Desta vez, os fatores que retiveram o crescimento do PIB não foram vendas no varejo, nem a indústria, nem a agropecuária, e sim a performance do sistema financeiro. Isso explica, por exemplo, porque o desemprego continuou caindo mesmo num cenário de aparente estagnação.

Em primeiro lugar, não poderemos jamais conhecer a realidade de um país apenas examinando as sombras projetadas na parede. Temos que fazer o esforço de sair da caverna midiática onde o conforto e a preguiça nos aprisionam, e olhar o mundo concreto, vivo, à luz direta do sol. Dá muito mais trabalho, mas é recompensador.

A divulgação do PIB no terceiro trimestre fez a mídia abrir as portas do inferno. Se ela é pessimista quando sopram ventos favoráveis, torna-se apocalíptica quando há um fato negativo.

É injusto com o Brasil, todavia, ser pessimista. Iremos terminar 2012 talvez com um crescimento baixo do PIB, em torno de 2%. Mas temos os seguintes fatores positivos:

  • Menor desemprego em décadas.
  • Continuidade do processo de distribuição de renda.
  • Recuperação da indústria, ou pelo menos, de muitos setores industriais importantes.
  • Agropecuária pujante e sem crise.
  • Reservas internacionais superando 500 bilhões de dólares.
  • Juros atingindo as taxas mais baixas da nossa história.
  • Inflação controlada.
  • Spread bancário em declínio.
  • Crédito ainda em ascensão.
  • Comércio exterior em alta (corrente comercial – exportações e importações – recorde).
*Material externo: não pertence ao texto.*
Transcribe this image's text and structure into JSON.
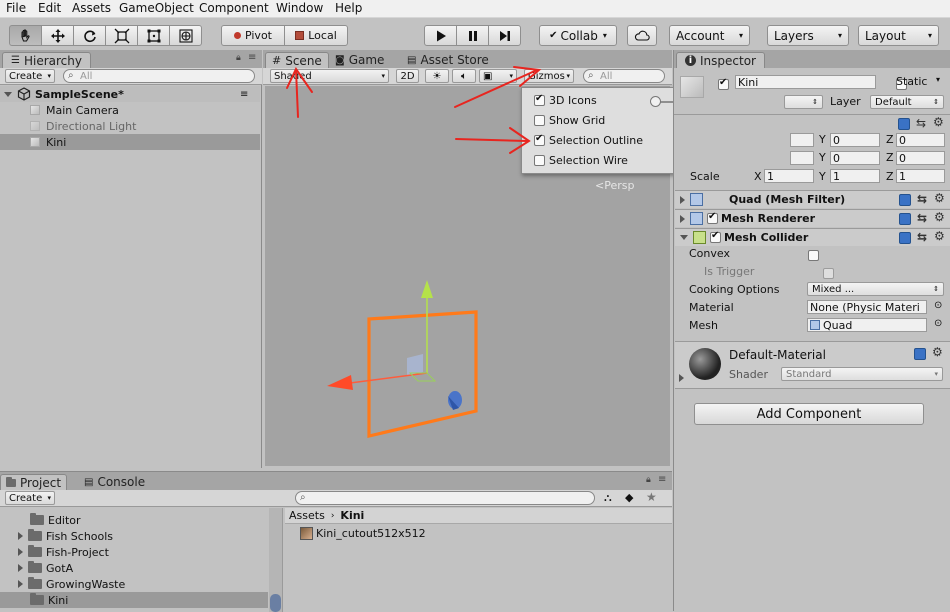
{
  "menu": [
    "File",
    "Edit",
    "Assets",
    "GameObject",
    "Component",
    "Window",
    "Help"
  ],
  "toolbar": {
    "pivot_label": "Pivot",
    "local_label": "Local",
    "collab_label": "Collab",
    "account_label": "Account",
    "layers_label": "Layers",
    "layout_label": "Layout"
  },
  "hierarchy": {
    "tab_label": "Hierarchy",
    "create_label": "Create",
    "search_placeholder": "All",
    "scene_name": "SampleScene*",
    "items": [
      "Main Camera",
      "Directional Light",
      "Kini"
    ]
  },
  "scene": {
    "tabs": [
      "Scene",
      "Game",
      "Asset Store"
    ],
    "shading": "Shaded",
    "mode_2d": "2D",
    "gizmos_label": "Gizmos",
    "search_placeholder": "All",
    "persp_label": "Persp",
    "gizmos_menu": [
      {
        "label": "3D Icons",
        "checked": true
      },
      {
        "label": "Show Grid",
        "checked": false
      },
      {
        "label": "Selection Outline",
        "checked": true
      },
      {
        "label": "Selection Wire",
        "checked": false
      }
    ]
  },
  "inspector": {
    "tab_label": "Inspector",
    "object_name": "Kini",
    "static_label": "Static",
    "layer_label": "Layer",
    "layer_value": "Default",
    "transform": {
      "scale_label": "Scale",
      "axis": [
        "X",
        "Y",
        "Z"
      ],
      "pos": [
        "",
        "0",
        "0"
      ],
      "rot": [
        "",
        "0",
        "0"
      ],
      "scale": [
        "1",
        "1",
        "1"
      ]
    },
    "components": {
      "mesh_filter": "Quad (Mesh Filter)",
      "mesh_renderer": "Mesh Renderer",
      "mesh_collider": "Mesh Collider"
    },
    "collider": {
      "convex_label": "Convex",
      "is_trigger_label": "Is Trigger",
      "cooking_label": "Cooking Options",
      "cooking_value": "Mixed ...",
      "material_label": "Material",
      "material_value": "None (Physic Materi",
      "mesh_label": "Mesh",
      "mesh_value": "Quad"
    },
    "material": {
      "name": "Default-Material",
      "shader_label": "Shader",
      "shader_value": "Standard"
    },
    "add_component_label": "Add Component"
  },
  "project": {
    "tabs": [
      "Project",
      "Console"
    ],
    "create_label": "Create",
    "folders": [
      "Editor",
      "Fish Schools",
      "Fish-Project",
      "GotA",
      "GrowingWaste",
      "Kini"
    ],
    "breadcrumb": [
      "Assets",
      "Kini"
    ],
    "assets": [
      "Kini_cutout512x512"
    ]
  },
  "colors": {
    "annotation_red": "#e8251f",
    "selection_orange": "#ff7a1a"
  }
}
Desse itens, apenas um poderia ser questionado: a recuperação da indústria, então vamos nos concentrar nele. A cada semana, vemos uma notícia diferente. Numa semana, lemos que está se recuperando. Noutra, que caiu. Numa coluna sabemos que uma grande indústria está se instalando em algum estado brasileiro; noutra ouvimos que o Brasil passa por um processo irreversível desindustrialização. Há pouco, a CNI informava que a indústria de bens de capital experimentava uma forte recuperação. E hoje, me deparo com a seguinte manchete na primeira página do Estadão (no site e na edição impressa).

Sintomaticamente, o Estadão exemplifica a análise com uma matéria sobre uma determinada fábrica de “tornos”, cujas vendas devem cair 25% este ano.

Só que aí temos uma contradição. Segundo o IBGE, se dependesse da indústria, o PIB teria sido o triplo. A indústria de transformação, o file-mignon do setor industrial, cresceu 1,5% no terceiro trimestre.  Os jornais, ao invés de procurarem que setores da indústria estão registrando crescimento e recuperação, para nos fornecerem um quadro mais detalhado do que está indo bem, vão atrás de uma fábrica que, desde o anos 70, produz o mesmo tipo de  “tornos”…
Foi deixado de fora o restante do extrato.